Portfolio Manager Chul Chang discusses valuations, opportunities in technology and industrials, rising debt levels and ESG considerations.
After the pro-cyclical start for markets in 2021, there has been a shift to high-quality, defensive names, as well as a greater focus on growth areas, such as technology. The cyclical rally may not be over, although some investors may take profits and continue to move into defensive stocks.
Better than expected company earnings have helped valuation levels. However, low interest rates have also been a driver of US stock performance. Historically low rates and historically high margins may be headwinds for companies going forward if they mean revert. Investors must remain vigilant around company fundamentals. While valuations can help determine the sizing of positions, investors should focus on selecting the right business with earnings power and remain invested for the long run. We believe stable and predictable companies that are steady compounders are more attractively valued compared to companies with more erratic
The trend towards technology that sustains higher productivity and efficiency should continue to play out. Good quality growth can be found not only in technology, but also in other sectors such as industrials.

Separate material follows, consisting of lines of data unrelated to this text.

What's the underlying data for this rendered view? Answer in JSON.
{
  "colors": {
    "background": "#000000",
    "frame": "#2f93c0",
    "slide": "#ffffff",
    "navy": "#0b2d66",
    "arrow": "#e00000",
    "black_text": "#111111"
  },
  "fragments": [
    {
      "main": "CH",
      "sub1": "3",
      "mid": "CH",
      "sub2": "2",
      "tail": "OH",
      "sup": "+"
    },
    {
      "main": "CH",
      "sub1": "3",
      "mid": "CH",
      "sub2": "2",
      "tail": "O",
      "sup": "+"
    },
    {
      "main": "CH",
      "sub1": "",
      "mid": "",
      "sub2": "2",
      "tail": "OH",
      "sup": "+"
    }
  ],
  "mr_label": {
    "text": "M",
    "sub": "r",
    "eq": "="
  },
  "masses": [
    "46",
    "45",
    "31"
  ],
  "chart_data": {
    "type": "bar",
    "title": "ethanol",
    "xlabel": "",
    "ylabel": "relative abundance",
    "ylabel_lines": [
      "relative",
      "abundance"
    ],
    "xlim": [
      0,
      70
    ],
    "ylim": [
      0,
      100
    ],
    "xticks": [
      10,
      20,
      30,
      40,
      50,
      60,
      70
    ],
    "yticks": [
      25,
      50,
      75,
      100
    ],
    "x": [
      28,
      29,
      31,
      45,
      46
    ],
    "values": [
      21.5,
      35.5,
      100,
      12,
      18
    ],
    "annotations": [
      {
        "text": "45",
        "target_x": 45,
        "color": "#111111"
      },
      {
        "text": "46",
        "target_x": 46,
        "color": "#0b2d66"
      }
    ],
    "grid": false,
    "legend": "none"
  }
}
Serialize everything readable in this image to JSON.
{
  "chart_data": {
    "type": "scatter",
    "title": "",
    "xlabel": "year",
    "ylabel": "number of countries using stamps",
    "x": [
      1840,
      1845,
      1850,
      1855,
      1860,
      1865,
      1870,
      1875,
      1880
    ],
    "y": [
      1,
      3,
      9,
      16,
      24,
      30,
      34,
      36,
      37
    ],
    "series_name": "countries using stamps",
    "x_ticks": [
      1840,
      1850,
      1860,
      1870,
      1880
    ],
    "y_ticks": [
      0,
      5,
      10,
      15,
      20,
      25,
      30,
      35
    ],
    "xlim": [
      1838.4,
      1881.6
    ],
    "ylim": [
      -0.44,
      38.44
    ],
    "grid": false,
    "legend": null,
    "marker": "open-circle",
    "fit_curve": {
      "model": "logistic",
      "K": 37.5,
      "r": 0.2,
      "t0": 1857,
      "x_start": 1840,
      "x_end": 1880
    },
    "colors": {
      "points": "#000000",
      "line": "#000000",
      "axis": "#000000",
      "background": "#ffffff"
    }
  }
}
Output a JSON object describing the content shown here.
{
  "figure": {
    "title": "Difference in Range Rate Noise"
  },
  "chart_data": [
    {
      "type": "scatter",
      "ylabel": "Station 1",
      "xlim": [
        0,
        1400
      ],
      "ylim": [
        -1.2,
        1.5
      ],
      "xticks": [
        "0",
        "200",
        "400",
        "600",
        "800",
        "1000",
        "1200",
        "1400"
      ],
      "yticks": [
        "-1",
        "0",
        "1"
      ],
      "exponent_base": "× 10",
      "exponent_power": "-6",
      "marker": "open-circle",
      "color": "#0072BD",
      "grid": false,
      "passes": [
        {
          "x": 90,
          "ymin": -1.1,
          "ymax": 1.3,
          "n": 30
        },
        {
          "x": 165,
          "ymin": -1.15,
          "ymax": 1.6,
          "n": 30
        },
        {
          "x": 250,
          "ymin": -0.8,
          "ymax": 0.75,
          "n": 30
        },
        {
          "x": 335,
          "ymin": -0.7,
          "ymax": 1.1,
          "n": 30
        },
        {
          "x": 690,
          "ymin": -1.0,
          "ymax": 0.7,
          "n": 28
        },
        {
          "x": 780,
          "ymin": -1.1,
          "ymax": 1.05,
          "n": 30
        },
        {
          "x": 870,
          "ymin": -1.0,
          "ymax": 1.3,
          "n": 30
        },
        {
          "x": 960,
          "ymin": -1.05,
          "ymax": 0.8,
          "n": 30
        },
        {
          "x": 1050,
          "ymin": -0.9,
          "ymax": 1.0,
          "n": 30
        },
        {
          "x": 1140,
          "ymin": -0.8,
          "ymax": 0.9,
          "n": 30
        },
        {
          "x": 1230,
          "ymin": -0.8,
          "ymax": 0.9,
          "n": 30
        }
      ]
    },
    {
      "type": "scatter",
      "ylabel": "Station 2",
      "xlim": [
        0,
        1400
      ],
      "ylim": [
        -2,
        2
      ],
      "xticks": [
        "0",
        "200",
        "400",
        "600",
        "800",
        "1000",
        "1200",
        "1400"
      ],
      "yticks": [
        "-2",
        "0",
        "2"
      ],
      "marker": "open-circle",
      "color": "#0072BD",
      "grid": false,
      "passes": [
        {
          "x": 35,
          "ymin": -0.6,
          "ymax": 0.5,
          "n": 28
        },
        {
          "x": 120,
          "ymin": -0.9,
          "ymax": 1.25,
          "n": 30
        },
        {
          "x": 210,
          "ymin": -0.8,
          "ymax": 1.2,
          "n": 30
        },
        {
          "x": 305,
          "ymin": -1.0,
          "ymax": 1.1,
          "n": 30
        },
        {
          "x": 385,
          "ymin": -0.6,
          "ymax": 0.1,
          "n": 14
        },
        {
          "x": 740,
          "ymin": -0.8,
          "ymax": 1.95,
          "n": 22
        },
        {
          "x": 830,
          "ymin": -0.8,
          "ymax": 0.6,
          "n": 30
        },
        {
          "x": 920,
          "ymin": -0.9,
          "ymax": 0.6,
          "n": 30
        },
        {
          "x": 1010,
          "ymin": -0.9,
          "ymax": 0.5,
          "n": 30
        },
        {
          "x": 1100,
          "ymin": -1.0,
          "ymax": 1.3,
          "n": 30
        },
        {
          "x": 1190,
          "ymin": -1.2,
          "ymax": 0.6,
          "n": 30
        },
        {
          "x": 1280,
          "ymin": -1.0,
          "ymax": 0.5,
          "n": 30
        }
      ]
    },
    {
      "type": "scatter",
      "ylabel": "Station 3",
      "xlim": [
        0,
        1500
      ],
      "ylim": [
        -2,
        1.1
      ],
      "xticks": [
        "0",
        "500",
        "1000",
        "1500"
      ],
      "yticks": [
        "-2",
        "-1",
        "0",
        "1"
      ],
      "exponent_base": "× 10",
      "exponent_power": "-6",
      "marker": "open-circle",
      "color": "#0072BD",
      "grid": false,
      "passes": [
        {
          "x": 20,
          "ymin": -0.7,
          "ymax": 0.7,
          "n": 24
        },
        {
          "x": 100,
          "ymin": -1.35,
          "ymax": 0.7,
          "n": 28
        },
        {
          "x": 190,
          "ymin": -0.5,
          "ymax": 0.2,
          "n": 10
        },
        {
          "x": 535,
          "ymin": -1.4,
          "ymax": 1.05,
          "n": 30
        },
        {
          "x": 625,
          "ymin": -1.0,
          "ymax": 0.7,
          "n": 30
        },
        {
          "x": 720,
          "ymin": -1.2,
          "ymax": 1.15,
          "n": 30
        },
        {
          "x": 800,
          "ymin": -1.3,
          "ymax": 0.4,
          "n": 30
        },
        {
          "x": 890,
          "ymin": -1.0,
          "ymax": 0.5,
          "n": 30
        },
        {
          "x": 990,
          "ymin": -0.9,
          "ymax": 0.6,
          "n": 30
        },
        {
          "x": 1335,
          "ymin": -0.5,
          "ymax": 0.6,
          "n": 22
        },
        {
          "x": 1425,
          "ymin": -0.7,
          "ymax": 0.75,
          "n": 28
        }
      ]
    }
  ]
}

Some companies that sell software or cloud subscriptions may be less affected by inflationary and labor pressures, but most companies are dealing with the issues to some extent. Home Depot, for example, has invested in supply chain and logistics enabling it to procure merchandise, ensure delivery and take market share from smaller competitors. Companies that don’t have pricing power (such as those selling commoditized products) are at risk, while companies with strong brands and differentiated products should benefit.
Potential tax rises will affect almost all business but will vary according to industry. We will do our due diligence to assess any potential for outsized impact and focus on strong companies with competitive moats that can grow over the long run.
Rising debt levels in the US can be a headwind to future growth. There are other economic challenges, including deglobalization and slowing emerging markets growth. We believe a defensively positioned portfolio can provide comfort amid uncertainty.
Climate-related considerations and ESG more broadly are important to investors. We are seeking companies that are ahead of the curve on these topics. More companies are moving from fulfilling a checklist and providing disclosure to setting targets and making progress.